It's been good getting back into the old routine here after our trip. That of course, would mean my weekly trip to Catalina Offshore.....and of course, running into Tommy Gomes. This time around, Tommy asked me if I'd ever cooked White King Salmon.....heck, wasn't that really expensive stuff; like what Alain Ducasse and Daniel Boulud are serving at pretty hefty prices? And I have a chance at it? A nice center cut piece to be exact.... Tommy, did you miss me??? I'd never cooked this product before and I asked Tommy what the difference was between this and regular wild king salmon. His response, "it's different, kind of hard to put a finger on it, the mouthfeel is definitely different, give it a try...." Which is precisely what I did.
I'm sure you're wondering what this looked like, right?
Ever see salmon that looked like this?
Yes, this is King Salmon, the same species as your run of the mill Onchorhynchus tshawytscha, also known as Chinook Salmon. What causes the lack of pigmentation? Apparently a genetic mutation that causes an inability to metabolize astaxanthin. According to the Alsakan Department of Fish and Game, "research has shown the white kings and the red-fleshed kings are identical in composition of lipids, moisture, protein and omega -3 fatty acids". Different sources state that this mutation occurs in anywhere from 1% to 5% of the population. White King Salmon used to be destined for canning or the smokehouse; but perhaps, like Patagonian Toothfish, aka Chilean Sea Bass a name change from White King Salmon to Ivory King Salmon brought about a larger demand?
Bottom line, does the taste and texture any different from regular wild King Salmon? Some say yes, but the described differences are all over the board and contradicting. Some say no.
So here's the drill; I first went with a simple pan saute, with a quick dill infused olive oil to finish and some stir-fried vegetables.
Wow, this was good, to us it was quite different from the usual King Salmon we get. It's not quite oilier, but somehow richer, reminding us of King Clip in the way it flaked. The flavor was quite a bit milder and the typical salmon flavor was a bit more faint, it also seemed to have a slightly sweeter finish. This was outstanding fish.......
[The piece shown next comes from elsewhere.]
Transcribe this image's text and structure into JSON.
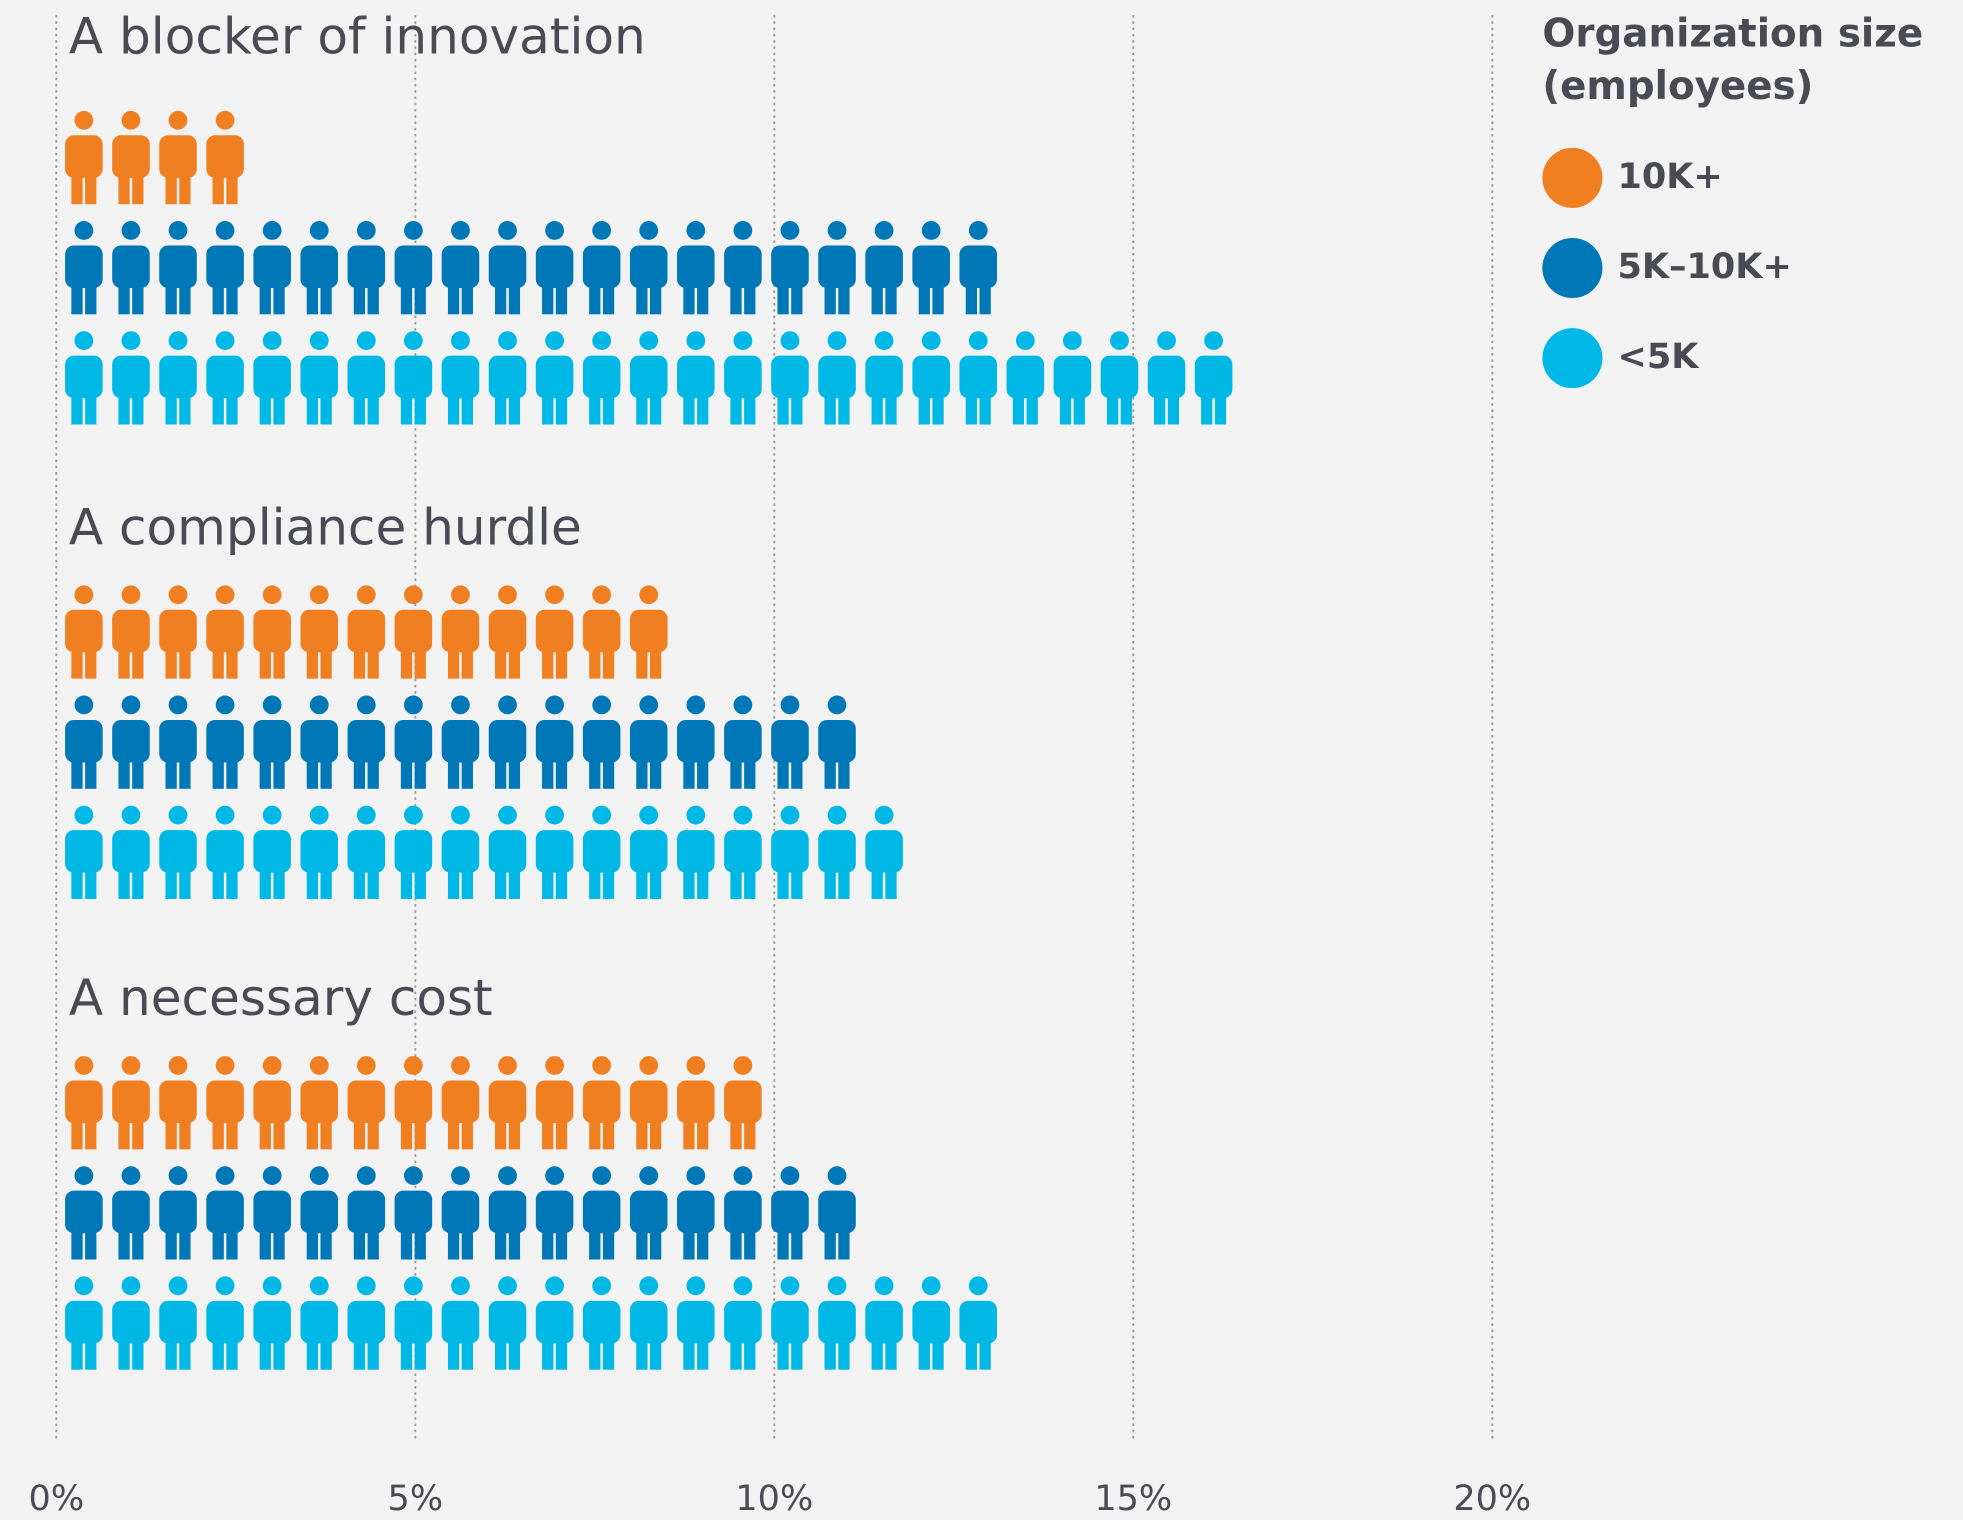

So, the Missus decided that I should figure out a way to crust this, adding pepitos to the whole thing. Easy to say from where She sits when I gotta make this stuff! Anyway, toasted and coarsely ground the pumpkin seeds. Panned seared the simply seasoned salmon; added a smear of dill mustard as "glue" to hold the pepito crust, finish in a hot oven.........holy smokes......
This was my favorite preparation; it had it all, great texture (man that skin had gotten a texture like chicharron), the combination of nuttiness, dill, and mustard did really well, not interfering with the flavor of the salmon. In fact, it just seemed to add the correct instruments to the band.
Of course I had to come up with a different version for our next meal. The Missus wanted something really tender and steamed. I had to grill off some other items for Her, so I went with a version of en Papillote on the grill. My usual M.O. for this would be to add some wine for moisture and flavor....unfortunately, the current diet the Missus is on allows no alcohol of any kind, to drink or cook. So I went with a few slices of lemon on top, a healthy squeeze of lemon juice and a couple of tablespoons of Grieben Schmalz.
After 20 minutes, the Missus had Her favorite preparation. This was nice, everybody brought something to the party; the schmalz laced with caramelized onions added some nice sweetness along with the thin sliced zucchini, the tomatoes and lemon juice a nice contrasting acid, the onions a mild sweet pungency....the schmalz and juices from the fish had rendered over the vegetables.
Simpler is often better, as is the case when using salmon belly. I saved that cut to have with a nice salad, salt, pepper, and the Big Kahuna raging.
Melt in your mouth salmon belly.....a nice final dish.
So, if you skipped to the end here and want to know what we think; I'd say buy it if it's fresh.....if I don't get to it first!